После короткого обмена фразами, почти демонстративного прощания и без малейшего намека на извинения Афина демонстративно закрыла дверь. И ее свекровь, вообще-то имевшая обыкновение называть вещи своими именами, была настолько ошеломлена, что не успела обидеться.
И при всей уверенности в себе даже она не знала, как лучше представить мужу подобный поворот событий. Собственно, в чем она могла обвинить Афину? В том, что та встретила ее в ночной рубашке? Но Сирил вполне способен счесть это очаровательным – хуже того, он может дать волю своему воображению, а уж она-то знала, чем это могло закончиться. Что Афина отказалась угостить ее кофе? Но Сирил скажет, что жена сама виновата и ей следовало предупредить Афину заранее, хотя бы позвонить по телефону перед уходом. Кстати, именно упорное стремление всегда стоять на страже справедливости больше всего и раздражало ее в муже. И она мудро решила вообще ничего не говорить, но когда пришел Дуглас, отвела его в сторонку и без обиняков заявила, что если его жена отказывается ходить в приличном виде, то нечего тогда вообще открывать дверь посетителям. Ведь им как-никак надо думать о чести семьи. Однако Дуглас в ответ лишь удивленно заморгал, и она вдруг почувствовала острую жалость к сыну и в то же время некоторое раздражение из-за того, что он вылитый отец. Ты предупреждаешь сыновей об опасности чуть ли не с детских лет. Год за годом. Но как только дело доходит до подобных девиц, все материнские увещевания пропадают втуне.

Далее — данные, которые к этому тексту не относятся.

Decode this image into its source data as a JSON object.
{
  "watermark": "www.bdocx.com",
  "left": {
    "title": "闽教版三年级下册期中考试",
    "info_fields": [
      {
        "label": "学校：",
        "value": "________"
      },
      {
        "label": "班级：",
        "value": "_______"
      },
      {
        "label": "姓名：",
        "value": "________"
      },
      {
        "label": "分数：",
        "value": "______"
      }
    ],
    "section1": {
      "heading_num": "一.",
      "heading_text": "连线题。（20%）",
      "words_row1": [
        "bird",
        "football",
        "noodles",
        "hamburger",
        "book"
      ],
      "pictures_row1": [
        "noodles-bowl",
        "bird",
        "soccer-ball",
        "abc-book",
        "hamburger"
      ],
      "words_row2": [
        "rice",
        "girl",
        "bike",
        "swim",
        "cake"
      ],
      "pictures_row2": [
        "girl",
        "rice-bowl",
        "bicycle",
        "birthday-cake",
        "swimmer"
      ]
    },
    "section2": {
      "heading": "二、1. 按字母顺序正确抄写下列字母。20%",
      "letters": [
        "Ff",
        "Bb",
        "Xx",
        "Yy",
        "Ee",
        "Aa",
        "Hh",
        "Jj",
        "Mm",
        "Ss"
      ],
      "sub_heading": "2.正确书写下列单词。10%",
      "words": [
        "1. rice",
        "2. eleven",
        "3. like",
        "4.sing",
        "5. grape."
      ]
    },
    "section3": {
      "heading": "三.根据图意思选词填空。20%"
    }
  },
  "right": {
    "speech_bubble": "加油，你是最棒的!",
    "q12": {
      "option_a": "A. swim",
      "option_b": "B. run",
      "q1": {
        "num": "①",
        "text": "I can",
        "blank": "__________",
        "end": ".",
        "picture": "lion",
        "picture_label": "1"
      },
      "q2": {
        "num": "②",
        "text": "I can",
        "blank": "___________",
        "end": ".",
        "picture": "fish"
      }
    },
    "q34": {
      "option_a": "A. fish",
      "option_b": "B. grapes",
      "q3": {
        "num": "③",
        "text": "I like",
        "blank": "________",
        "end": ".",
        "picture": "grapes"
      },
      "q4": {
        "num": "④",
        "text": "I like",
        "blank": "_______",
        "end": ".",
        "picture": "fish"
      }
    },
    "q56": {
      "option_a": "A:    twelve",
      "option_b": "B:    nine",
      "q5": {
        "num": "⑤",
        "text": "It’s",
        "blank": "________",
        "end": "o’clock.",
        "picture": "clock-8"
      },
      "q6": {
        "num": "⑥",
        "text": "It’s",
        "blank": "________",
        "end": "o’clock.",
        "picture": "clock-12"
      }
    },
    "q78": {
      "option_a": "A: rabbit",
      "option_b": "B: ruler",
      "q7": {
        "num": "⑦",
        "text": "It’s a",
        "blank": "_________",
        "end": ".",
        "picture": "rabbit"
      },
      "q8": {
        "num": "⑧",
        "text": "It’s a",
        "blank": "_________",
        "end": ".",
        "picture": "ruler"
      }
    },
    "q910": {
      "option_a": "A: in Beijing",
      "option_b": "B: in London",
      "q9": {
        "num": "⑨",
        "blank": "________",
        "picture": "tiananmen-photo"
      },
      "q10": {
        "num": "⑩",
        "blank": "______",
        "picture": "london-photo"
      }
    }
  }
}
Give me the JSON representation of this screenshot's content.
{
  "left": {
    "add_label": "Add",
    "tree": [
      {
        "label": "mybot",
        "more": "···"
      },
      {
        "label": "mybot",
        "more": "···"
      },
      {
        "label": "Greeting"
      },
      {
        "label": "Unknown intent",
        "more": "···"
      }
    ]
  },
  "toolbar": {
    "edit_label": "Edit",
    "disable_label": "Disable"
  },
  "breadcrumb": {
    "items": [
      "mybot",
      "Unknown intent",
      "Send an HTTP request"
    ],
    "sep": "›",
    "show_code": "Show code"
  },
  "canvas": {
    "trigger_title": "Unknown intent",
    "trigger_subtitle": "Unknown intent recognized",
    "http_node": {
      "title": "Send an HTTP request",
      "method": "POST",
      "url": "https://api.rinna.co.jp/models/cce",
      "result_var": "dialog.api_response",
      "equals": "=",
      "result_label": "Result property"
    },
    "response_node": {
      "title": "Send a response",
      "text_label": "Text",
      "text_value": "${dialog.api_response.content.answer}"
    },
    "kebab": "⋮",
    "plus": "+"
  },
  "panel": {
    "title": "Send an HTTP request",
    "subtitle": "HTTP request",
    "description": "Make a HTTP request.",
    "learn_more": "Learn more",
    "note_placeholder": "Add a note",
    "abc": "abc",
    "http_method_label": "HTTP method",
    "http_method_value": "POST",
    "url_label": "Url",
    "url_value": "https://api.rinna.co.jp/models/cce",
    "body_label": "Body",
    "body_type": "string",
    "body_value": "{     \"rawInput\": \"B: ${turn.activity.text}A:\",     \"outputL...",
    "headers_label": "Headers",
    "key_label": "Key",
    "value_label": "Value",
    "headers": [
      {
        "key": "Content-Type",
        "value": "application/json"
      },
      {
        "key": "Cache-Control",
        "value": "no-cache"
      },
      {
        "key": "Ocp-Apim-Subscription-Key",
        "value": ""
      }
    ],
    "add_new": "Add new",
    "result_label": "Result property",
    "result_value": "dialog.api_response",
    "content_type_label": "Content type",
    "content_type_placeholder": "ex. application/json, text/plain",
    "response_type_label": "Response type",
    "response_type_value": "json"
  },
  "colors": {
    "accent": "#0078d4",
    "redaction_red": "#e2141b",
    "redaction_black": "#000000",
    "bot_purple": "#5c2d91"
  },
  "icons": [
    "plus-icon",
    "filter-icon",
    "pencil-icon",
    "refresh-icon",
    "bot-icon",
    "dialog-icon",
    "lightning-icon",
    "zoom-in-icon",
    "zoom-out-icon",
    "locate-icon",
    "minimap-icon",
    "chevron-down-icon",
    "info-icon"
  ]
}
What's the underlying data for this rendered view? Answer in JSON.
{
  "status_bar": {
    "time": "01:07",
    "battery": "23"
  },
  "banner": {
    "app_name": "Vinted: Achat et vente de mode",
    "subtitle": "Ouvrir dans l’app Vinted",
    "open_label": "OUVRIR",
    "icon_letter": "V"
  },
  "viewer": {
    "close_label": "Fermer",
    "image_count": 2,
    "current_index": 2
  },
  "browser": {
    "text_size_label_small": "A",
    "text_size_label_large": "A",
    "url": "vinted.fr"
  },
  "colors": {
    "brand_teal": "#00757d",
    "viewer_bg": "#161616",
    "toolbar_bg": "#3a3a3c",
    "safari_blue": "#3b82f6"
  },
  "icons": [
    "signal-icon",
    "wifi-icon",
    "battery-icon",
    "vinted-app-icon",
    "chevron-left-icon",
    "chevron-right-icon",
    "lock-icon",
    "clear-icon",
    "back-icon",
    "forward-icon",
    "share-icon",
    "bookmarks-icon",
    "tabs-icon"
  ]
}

Сирил Фэрли-Халм положил салфетку и посмотрел на часы. Это был своеобразный ежедневный ритуал в короткий промежуток времени между окончанием трапезы и вопросом жены, не хочет ли он выпить кофе, прежде чем уйти к себе в кабинет. По радио за его спиной, как обычно в конце обеда, диктор ровным голосом сообщал прогноз погоды, и все члены семьи замолкали, чтобы не мешать хозяину дома слушать.
– Отлично, – спокойно произнес Сирил. – Пирог с дичью выше всяких похвал.
– Изумительно вкусно. Спасибо, мама. – Дуглас снял с груди салфетку и, скомкав, положил на стол.
– Фирменное блюдо Бесси. Я передам ей, что тебе понравилось. Ну как, у вас найдется время выпить кофе?
Обеденный стол был, как всегда, тщательно накрыт, и, несмотря на заурядность события, мать поставила парадный сервиз. Она собрала тарелки и с прямой спиной вышла из комнаты.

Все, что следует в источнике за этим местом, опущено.